To enshrine its status as our sole means of “water insurance” (that is, in case the bigger Supɔn dried up during a drought) Twafoɔwas expected to possess powers that enabled it to “never dry up”! It was expected to but stay alive perpetually to give us water to drink! and therefore was provided with a special shrine, at which ceremonies took place during such festivals as Odwiraor Ohum.

This 'fetishization' of the river Twafo , if it can be called that, was the insurance "premium" that we paid to it.

It had its own venerated priestess, a short old lady who led festival processions, dressed all in white with white clay smeared over parts of her body, declaiming: Ggbooo-gboooo!...Gboooo-gboooo! (in imitation of the roaring of a river. ) She interspersed these onomatopoeic words with an unabashed series of self-acclamations:

Gboooo-gbogbooo! Gboooo-gboooo!

Me nono ooo!

Twafo Yaw!

Asuo ketewa a miyiri pɛ berɛ!

(TRANSLATION: That's me, [ROARING!)

Twafo Yaw!

The little river

Who chooses the dry season

In which to flood his banks!)

Flooding its banks in the dry season? It's an unforgettable image, isn't it? The poets who coined that appellation for the river were telling us, in no uncertain terms that they rated Its abilities to high heaven.

Now, our ancestors expected a child exposed to such ceremonies in its infancy to seamlessly absorb – both at the conscious and sub-conscious levels – the philosophical concepts in such poem-songs as those I've just quoted. And they were right, for, of course, I am reciting it all to you from memory acquired in my childhood. But, of course, as a human being, the eventual character of a child, no matter what pains are taken to educate itr, can never be foretold.

Indeed, even those Ghanaian reprobates who currently engage in destroying our sacred rivers through galamsey; these chameleons who secretly procure excavators and chanfangs to turn our rivers upside down, seeking gold from the riverbeds, do realise what taboos they are infringing. It's not for nothing that they have been fighting to get our government to sanitize their acitivities by agreeing to characterise their crime as “small-scale mining.”

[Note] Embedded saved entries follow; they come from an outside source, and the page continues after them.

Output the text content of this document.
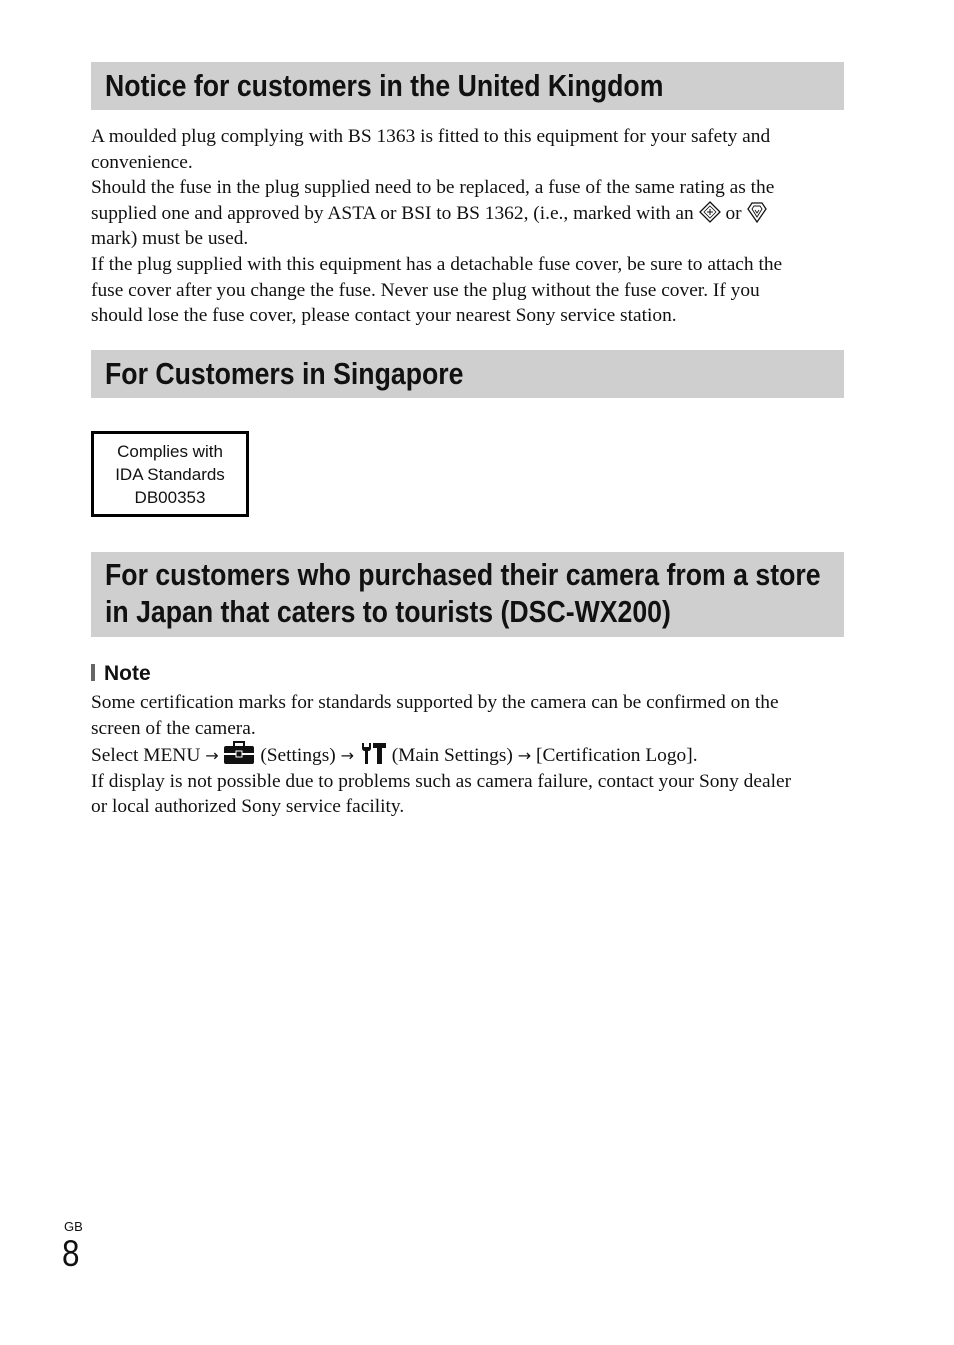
Notice for customers in the United Kingdom
A moulded plug complying with BS 1363 is fitted to this equipment for your safety and
convenience.
Should the fuse in the plug supplied need to be replaced, a fuse of the same rating as the
supplied one and approved by ASTA or BSI to BS 1362, (i.e., marked with an or
mark) must be used.
If the plug supplied with this equipment has a detachable fuse cover, be sure to attach the
fuse cover after you change the fuse. Never use the plug without the fuse cover. If you
should lose the fuse cover, please contact your nearest Sony service station.
For Customers in Singapore
Complies with
IDA Standards
DB00353
For customers who purchased their camera from a store
in Japan that caters to tourists (DSC-WX200)
Note
Some certification marks for standards supported by the camera can be confirmed on the
screen of the camera.
Select MENU → (Settings) → (Main Settings) → [Certification Logo].
If display is not possible due to problems such as camera failure, contact your Sony dealer
or local authorized Sony service facility.
GB
8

Aaptopos of this statement, I am glad ro report trhat I watched the pained face of the First Deputy Speaker of the National Assembly, Mr Joe Osei-Owusu, as he asked (in his role as the chair of Parliament's Appointments Committee) of Mr Samuel Abu Jinapor (then prospective Minister of Lands and Natural Resources): “What is 'small-scale' about taking excavators to rivers and digging them up for gold”?

'Joe Wise' might well have also queried Mr Jinapor as follows: “How do 'small-scale miners' manage to drive changangs brought to them from China, pasat our POLICE ROADBLOCKS, Into our rivers and forests, to be used for refining gold from sand and pebbles dug up from the riverbeds by excavators?….

Or: “Wha is small-scale about galamseyers managing to import pump-action shotguns and/or AK47s, to give to their Chinese collaborators to stand guard against interference from villagers and townspeople, who want to stop their gold-digging in our remote areas? ....

And: “What is 'small-scale' about managing to organise 'Mafia-type' socio-political networks that are able to ensure that hirelings can drive excavators and chanfangs past police roadblocks. without being detained; and why do so many arrested excavators get given back to their owners, after being taken to police stations”?

Mr Jinapor may or may not have realised that the question 'Joe Wise' put to him at his vetting was a rhetorical one. He'd be wise, though, not to regard the opinions he heard at the National Dialogue on Small-scale Mining on 14-15 April 2021, as the idle murmurs of a nation easily swayed with words. The honest truth, which the Minister will soon discover, is that the Ghanaian people are now sick to death of hearing words that lead to no action. Words against a nefarious practice that everybody “condemns” with their lips – but which continues unabated!